Уж и поработали Александр Иванович и Варвара Семеновна на своем веку.

О, не одно европейское государство разместилось бы на поле, вспаханном Кирпиковым, какой альпинист взобрался бы на стог сена и соломы, наметанный Кирпиковым, какой деревянный город можно было выстроить из бревен, им заготовленных, сколько товарняков нужно было б, чтоб перевезти дрова, напиленные и расколотые им за всю жизнь, сколько людей согрелось бы у тепла этих дров!

А Варвара? Сколько перестирала она одного только белья – веревка сохнущих детских постирушек, мужниных рубах опоясала бы земной шар; студеной воды, перетасканной ею, хватило бы налить большое озеро.
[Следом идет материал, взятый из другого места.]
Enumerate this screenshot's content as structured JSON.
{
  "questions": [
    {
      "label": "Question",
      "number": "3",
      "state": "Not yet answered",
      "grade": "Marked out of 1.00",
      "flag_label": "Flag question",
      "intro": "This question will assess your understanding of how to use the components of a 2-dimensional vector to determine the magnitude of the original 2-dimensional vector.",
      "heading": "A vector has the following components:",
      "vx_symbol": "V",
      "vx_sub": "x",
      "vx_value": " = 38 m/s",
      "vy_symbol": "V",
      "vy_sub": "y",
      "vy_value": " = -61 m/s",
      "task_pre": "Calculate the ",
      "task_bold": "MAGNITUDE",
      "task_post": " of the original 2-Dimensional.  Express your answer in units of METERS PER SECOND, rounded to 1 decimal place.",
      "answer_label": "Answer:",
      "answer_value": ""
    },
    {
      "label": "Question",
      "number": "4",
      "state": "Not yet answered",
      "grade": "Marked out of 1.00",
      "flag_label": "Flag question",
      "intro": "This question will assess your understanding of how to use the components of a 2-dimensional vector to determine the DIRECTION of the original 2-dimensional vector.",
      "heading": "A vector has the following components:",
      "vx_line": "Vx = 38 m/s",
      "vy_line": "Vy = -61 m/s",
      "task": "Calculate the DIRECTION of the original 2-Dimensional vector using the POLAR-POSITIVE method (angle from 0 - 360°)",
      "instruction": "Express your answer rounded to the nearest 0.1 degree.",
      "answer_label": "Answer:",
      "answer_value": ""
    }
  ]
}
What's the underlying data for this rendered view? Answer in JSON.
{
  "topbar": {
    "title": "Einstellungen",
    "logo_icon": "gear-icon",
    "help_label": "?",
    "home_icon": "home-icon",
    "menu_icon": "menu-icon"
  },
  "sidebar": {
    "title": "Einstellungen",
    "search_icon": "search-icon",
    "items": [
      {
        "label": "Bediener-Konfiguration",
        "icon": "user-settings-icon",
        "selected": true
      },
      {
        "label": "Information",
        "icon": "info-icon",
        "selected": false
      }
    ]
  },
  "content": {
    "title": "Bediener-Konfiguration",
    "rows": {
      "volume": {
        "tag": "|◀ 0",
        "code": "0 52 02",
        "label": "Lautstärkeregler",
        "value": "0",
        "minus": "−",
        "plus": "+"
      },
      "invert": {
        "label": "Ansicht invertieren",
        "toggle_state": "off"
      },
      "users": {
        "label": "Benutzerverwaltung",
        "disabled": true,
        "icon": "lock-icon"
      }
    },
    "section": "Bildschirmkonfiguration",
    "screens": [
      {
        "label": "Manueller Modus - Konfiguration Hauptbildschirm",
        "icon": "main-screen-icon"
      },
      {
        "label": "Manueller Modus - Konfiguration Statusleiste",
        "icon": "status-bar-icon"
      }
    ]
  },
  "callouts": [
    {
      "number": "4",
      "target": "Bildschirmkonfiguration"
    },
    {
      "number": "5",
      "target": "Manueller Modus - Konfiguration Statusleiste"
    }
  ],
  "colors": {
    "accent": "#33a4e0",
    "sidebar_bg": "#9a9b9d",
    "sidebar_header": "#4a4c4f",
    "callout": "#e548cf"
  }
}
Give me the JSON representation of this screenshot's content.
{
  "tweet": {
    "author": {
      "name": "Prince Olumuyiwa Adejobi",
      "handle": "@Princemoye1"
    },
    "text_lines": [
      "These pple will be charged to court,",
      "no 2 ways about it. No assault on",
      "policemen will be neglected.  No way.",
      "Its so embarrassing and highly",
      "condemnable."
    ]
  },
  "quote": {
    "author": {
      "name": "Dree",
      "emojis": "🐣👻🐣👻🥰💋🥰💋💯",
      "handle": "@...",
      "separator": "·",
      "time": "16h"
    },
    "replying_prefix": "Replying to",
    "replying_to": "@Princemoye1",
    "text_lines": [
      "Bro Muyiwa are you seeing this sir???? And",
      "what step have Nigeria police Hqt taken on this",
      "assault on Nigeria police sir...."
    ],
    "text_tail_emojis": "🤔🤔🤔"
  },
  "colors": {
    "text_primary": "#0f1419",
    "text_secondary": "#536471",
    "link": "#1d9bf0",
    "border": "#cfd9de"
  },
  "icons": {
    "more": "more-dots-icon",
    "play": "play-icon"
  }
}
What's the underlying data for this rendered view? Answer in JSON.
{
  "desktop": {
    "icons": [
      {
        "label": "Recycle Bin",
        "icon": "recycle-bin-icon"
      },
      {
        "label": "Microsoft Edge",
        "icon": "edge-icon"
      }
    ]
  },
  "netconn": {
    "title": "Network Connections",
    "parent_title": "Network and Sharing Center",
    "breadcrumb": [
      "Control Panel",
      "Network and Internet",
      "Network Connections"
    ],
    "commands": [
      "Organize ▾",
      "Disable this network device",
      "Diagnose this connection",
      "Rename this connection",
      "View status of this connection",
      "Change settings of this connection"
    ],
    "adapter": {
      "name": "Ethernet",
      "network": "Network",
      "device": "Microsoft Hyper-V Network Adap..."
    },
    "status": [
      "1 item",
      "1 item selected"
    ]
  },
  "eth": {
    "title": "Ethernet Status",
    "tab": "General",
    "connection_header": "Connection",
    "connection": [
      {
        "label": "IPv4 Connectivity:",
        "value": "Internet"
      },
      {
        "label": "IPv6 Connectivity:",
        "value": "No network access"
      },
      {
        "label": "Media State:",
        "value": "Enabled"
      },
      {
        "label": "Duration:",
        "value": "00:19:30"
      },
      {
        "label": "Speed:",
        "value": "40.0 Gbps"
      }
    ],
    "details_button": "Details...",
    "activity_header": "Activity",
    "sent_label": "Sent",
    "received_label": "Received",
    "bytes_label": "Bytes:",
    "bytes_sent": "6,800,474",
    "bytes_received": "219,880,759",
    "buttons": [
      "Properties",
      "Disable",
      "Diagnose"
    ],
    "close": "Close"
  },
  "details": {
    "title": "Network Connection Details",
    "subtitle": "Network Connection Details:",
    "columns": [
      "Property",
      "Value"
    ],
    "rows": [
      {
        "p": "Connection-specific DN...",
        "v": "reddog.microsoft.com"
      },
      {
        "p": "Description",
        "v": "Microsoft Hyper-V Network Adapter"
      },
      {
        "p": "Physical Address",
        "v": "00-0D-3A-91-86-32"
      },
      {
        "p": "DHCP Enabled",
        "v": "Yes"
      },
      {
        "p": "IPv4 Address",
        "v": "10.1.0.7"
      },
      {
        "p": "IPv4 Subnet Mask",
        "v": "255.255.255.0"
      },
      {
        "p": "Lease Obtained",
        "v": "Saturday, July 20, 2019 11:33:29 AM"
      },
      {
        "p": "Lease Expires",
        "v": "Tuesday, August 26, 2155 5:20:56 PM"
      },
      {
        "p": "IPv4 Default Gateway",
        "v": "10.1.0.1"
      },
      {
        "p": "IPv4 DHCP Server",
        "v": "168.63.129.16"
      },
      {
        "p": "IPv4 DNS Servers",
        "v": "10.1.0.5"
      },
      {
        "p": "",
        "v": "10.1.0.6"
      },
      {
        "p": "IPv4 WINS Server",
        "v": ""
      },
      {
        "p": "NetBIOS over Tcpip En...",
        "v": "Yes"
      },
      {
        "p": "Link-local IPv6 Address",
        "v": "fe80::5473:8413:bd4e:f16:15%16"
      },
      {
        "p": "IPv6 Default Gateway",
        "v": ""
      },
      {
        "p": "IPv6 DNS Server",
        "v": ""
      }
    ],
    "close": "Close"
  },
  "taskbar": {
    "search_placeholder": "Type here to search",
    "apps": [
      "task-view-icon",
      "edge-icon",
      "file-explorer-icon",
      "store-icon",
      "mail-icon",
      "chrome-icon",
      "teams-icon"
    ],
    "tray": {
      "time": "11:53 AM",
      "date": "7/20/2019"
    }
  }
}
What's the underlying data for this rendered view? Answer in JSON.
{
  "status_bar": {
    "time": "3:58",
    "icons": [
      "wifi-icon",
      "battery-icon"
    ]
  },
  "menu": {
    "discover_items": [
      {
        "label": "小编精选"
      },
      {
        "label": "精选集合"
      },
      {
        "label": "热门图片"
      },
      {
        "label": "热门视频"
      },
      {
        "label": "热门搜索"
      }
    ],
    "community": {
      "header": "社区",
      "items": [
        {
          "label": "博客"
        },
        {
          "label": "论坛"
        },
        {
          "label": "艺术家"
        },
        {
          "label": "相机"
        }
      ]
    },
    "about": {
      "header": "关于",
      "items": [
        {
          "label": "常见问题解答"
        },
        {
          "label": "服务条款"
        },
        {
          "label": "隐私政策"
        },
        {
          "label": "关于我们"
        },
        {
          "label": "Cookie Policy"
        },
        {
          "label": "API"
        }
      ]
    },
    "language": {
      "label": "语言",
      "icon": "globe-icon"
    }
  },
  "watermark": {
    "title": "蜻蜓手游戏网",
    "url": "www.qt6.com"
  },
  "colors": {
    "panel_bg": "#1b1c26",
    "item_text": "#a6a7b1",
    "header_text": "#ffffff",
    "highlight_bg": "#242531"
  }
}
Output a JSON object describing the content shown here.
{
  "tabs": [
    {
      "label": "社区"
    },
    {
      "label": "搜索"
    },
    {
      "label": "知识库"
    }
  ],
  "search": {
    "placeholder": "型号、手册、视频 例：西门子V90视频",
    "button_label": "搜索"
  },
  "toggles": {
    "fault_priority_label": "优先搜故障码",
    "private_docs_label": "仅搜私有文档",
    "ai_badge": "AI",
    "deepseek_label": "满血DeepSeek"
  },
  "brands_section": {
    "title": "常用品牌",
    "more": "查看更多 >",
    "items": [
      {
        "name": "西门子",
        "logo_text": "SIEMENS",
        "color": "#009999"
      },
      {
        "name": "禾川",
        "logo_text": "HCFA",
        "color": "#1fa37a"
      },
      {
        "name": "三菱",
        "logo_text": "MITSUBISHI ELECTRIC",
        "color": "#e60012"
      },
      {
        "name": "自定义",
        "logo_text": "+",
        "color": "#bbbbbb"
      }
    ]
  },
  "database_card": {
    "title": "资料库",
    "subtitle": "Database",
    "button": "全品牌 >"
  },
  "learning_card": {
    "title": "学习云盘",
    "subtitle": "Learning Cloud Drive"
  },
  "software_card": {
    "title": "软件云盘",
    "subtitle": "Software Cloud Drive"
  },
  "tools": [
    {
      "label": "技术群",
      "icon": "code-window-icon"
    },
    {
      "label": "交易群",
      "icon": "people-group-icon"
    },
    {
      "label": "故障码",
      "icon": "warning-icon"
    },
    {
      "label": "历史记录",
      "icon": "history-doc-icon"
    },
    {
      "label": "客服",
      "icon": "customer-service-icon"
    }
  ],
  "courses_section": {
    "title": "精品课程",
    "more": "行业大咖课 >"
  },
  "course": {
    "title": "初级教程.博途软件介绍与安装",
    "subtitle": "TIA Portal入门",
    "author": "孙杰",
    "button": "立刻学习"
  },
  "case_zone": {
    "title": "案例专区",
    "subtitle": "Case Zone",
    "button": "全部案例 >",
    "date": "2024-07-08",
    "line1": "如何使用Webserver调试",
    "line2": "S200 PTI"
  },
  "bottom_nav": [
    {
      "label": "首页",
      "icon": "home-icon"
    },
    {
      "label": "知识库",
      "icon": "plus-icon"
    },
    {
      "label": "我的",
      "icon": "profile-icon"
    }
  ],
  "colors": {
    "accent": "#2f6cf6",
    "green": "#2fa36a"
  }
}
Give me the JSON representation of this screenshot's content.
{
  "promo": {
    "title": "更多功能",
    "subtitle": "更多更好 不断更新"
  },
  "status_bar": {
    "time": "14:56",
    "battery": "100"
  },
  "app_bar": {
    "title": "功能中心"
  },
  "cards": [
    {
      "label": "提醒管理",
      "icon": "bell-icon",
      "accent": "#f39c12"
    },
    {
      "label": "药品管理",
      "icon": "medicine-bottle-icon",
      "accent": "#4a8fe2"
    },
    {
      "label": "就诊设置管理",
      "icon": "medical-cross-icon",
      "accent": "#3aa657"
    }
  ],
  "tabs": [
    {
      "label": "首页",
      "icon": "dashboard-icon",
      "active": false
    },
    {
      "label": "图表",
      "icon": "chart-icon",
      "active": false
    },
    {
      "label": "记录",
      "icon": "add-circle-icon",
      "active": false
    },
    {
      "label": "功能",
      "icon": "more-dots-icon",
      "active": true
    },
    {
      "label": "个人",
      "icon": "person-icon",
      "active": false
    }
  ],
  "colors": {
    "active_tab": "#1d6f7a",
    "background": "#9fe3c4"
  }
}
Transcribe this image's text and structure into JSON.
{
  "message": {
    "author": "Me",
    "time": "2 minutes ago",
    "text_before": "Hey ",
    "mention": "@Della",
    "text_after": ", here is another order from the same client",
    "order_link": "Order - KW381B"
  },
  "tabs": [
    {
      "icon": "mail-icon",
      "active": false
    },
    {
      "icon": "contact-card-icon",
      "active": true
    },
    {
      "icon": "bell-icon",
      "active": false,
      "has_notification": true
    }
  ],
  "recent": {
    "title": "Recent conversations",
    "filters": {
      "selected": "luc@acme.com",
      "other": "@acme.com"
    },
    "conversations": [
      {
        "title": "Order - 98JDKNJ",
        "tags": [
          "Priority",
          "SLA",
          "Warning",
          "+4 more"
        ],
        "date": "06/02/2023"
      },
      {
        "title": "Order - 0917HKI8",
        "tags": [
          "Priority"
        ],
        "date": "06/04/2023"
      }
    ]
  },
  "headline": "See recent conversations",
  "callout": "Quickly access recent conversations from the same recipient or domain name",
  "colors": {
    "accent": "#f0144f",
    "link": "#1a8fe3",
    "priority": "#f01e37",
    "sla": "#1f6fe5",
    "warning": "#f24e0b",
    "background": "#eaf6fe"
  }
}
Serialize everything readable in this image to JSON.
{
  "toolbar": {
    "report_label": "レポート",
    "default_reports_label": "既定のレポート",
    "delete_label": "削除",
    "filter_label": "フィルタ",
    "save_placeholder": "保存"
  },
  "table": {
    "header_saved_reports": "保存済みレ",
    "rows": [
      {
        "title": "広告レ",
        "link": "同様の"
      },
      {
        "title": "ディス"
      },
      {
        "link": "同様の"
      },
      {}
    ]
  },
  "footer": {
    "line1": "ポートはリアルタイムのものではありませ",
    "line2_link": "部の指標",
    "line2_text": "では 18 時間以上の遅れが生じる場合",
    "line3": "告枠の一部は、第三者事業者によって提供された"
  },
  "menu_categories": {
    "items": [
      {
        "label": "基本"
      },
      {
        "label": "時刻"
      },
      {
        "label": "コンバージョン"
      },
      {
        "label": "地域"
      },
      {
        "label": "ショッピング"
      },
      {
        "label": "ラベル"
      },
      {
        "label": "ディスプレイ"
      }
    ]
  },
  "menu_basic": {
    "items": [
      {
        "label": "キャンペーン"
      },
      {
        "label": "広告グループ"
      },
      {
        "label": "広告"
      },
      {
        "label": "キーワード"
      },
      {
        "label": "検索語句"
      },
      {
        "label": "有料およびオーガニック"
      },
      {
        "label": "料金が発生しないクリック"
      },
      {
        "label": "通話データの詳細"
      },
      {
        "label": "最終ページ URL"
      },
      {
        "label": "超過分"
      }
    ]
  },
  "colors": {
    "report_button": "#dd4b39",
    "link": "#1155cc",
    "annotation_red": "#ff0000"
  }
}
Только нет такой статистики, нет такого огромного поля, такого поднебесного стога, такой растянутой по экватору веревки с бельем, нет такого озера.

Они вдруг застеснялись, чего это ради разжалелись друг друга: жизнь прожили, никогда такого не бывало. Но этой весной каждому пришлось ощутить угрозу одиночества и испугаться его.

Кирпиков обратно разбирал чемодан, выкладывал назад Варварино имущество. Взяв икону, засомневался: при своем безбожии и при том, как час назад он ее в сердцах хватанул, как было ставить на место?

– Из-за тебя ведь только и молилась, – тихо упрекая, сказала Варвара.

– Ну теперь-то? – спросил Кирпиков. Он кашлянул. – За меня больше незачем молиться, пить кончено. Терплю. Это такой подвиг, мать! Заново родился!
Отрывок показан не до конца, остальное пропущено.